Já os estudantes do 6º ano de Caminha contribuíram para este certame cultural com uma cantata a António Variações que, em tom de homenagem, interpretaram poemas como “Guerra Nuclear”.

“Ora viva a pândega”

Esta partilha de tradições do norte de Portugal e da Galiza não se restringiu ao distrito de Viana do Castelo e a escola de Penafiel Sudeste recebeu o convite para participar nesta jornada. As alunas de 14 anos apresentaram e entrevistaram um artesão de Alcochete, há 11 anos em Penafiel, que se dedica à construção de peças religiosas em madeira.
Do outro lado da fronteira, os alunos da IES Pérez Tizon atravessaram o rio para apresentar os ofícios tradicionais galegos e para entrevistar Pancho Álvarez, músico de Pontevedra que contou o seu percurso na música e com os instrumentos de cordas, nomeadamente o violino. Esta demonstração terminou com uma atuação por parte do artista.
O aniversário da Ponte nas Ondas traduziu-se numa manhã de cultura, tradições e partilha, com destaque para a animação musical. A abertura da sessão esteve a cargo do coro da Academia de Música da Fortaleza de Valença que interpretou peças do repertório tradicional português, como “Olha as ceifeiras”, “Dom Solidão” e “Senhor do Meio”. Augusto Canário e Bieito Laborinhas, amigos de longa data, subiram ao palco da antiga alfândega, para mostrar os tradicionais cantares ao desafio. “Não podia faltar a esta celebração, porque com este projeto fiz muitos amigos, que são para a vida”, explicou Canário, antes de iniciar a sua atuação, que arrancou com “Ora viva a pândega”, canção que garantiu ser conhecida em ambos os lados do rio.

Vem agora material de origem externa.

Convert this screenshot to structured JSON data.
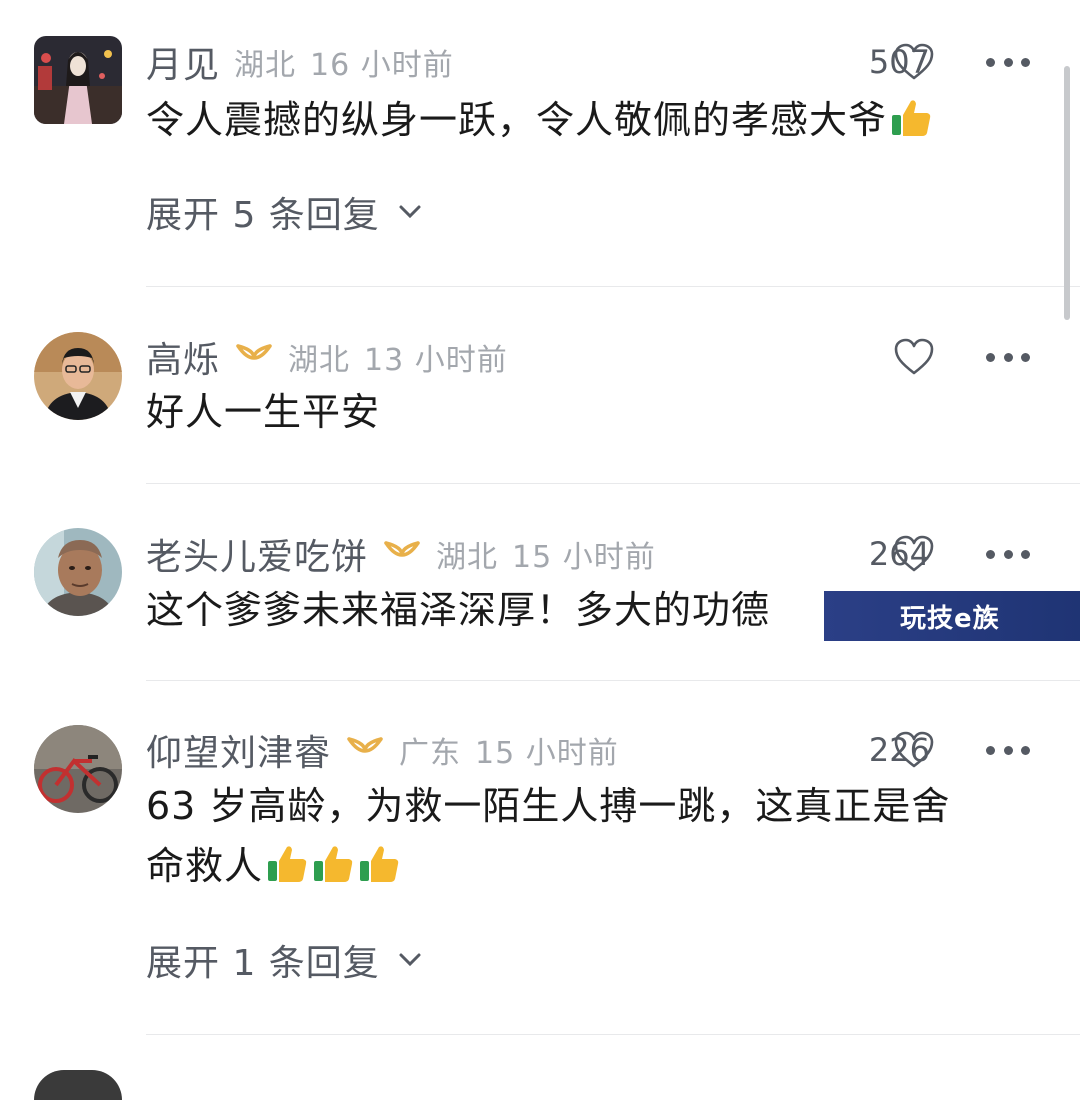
{
  "comments": [
    {
      "username": "月见",
      "location": "湖北",
      "time": "16 小时前",
      "likes": "507",
      "text": "令人震撼的纵身一跃，令人敬佩的孝感大爷",
      "text_emoji": "thumbs-up-icon",
      "expand_label": "展开 5 条回复",
      "has_vip_badge": false
    },
    {
      "username": "高烁",
      "location": "湖北",
      "time": "13 小时前",
      "likes": "",
      "text": "好人一生平安",
      "has_vip_badge": true
    },
    {
      "username": "老头儿爱吃饼",
      "location": "湖北",
      "time": "15 小时前",
      "likes": "264",
      "text": "这个爹爹未来福泽深厚！多大的功德",
      "has_vip_badge": true
    },
    {
      "username": "仰望刘津睿",
      "location": "广东",
      "time": "15 小时前",
      "likes": "226",
      "text_line1": "63 岁高龄，为救一陌生人搏一跳，这真正是舍",
      "text_line2": "命救人",
      "text_emoji": "thumbs-up-icon",
      "expand_label": "展开 1 条回复",
      "has_vip_badge": true
    }
  ],
  "watermark": "玩技e族",
  "colors": {
    "name": "#555a63",
    "meta": "#a3a7ad",
    "text": "#1a1a1a",
    "vip_badge": "#e8b04a",
    "banner": "#2b3f86"
  }
}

Com elogios a Valença, a Tui e à associação Ponte nas Ondas, os cantares ao desafio aqueceram o palco para os alunos participantes.
O grupo Luar do Minho também esteve presente nesta programação e a Tuna Académica da Escola Superior de Ciências Empresariais (TUNESCE) encerrou esta jornada com vários temas. Destacaram a canção “Verde Vinho” para “representar a região minhota”, justificou o porta-voz.
A diretora do Agrupamento de Escolas Muralhas do Minho enalteceu a importância da dinamização deste projeto na escola. “Durante o ano, eram escolhidos alunos para trabalhar um tema e, posteriormente, tanto os portugueses como os espanhóis, fizeram uma espécie de intercâmbio para partilhar conhecimentos”, explicou Olinda Sousa, acrescentando que a realização de um programa no Dia Mundial da Rádio “deixava os alunos sempre entusiasmados.”
Devido ao desenvolvimento tecnológico existente, estas ações passaram a ser realizadas em streaming, através de transmissões nas escolas e nas várias plataformas online. Esmeralda Carvalho, uma das coordenadoras da “Ponte nas Ondas”, confessou ser necessário celebrar um projeto que dura há 30 anos, desvendando que a “facilidade de adaptação às novas tecnologias” é o segredo de um trabalho “tão duradouro”.  Apesar do nervosismo por estarem em direto e por fazer parte destas emissões, Esmeralda revelou que “tudo isto tem sido encantador para os alunos. “Eles ficam sensibilizados, ao longo dos anos e destas atividades, para um futuro na comunicação, por exemplo”, confessou, destacando a importância do trabalho da Associação Ponte nas Ondas, que integra a lista de boas práticas da UNESCO. “Promove e preserva um património comum entre dois povos que, ligados por uma ponte, partilham muito mais do que um rio. Há uma fronteira, mas é imposta pelo homem, porque tanto a nível geográfico como a nível cultural, somos o mesmo povo”, concluiu a coordenadora, frisando que o trabalho da associação integra a lista de boas práticas da UNESCO.
O presidente da Câmara Municipal de Valença, José Manuel Carpinteira, confirmou que “a identidade da região é galaico-portuguesa e deve-se dar a conhecer este património”, aplaudindo e felicitando o trabalho da PNO. Já o alcalde de Tui notou que o edifício que outrora cumpria funções de fiscalização e de controlo serve actualmente para falar “do contrário”. “Fala-se de encontro, de cooperação, de difusão da cultura, da identidade e da também da proteção dos valores”, salientou Enrique Cabaleiro.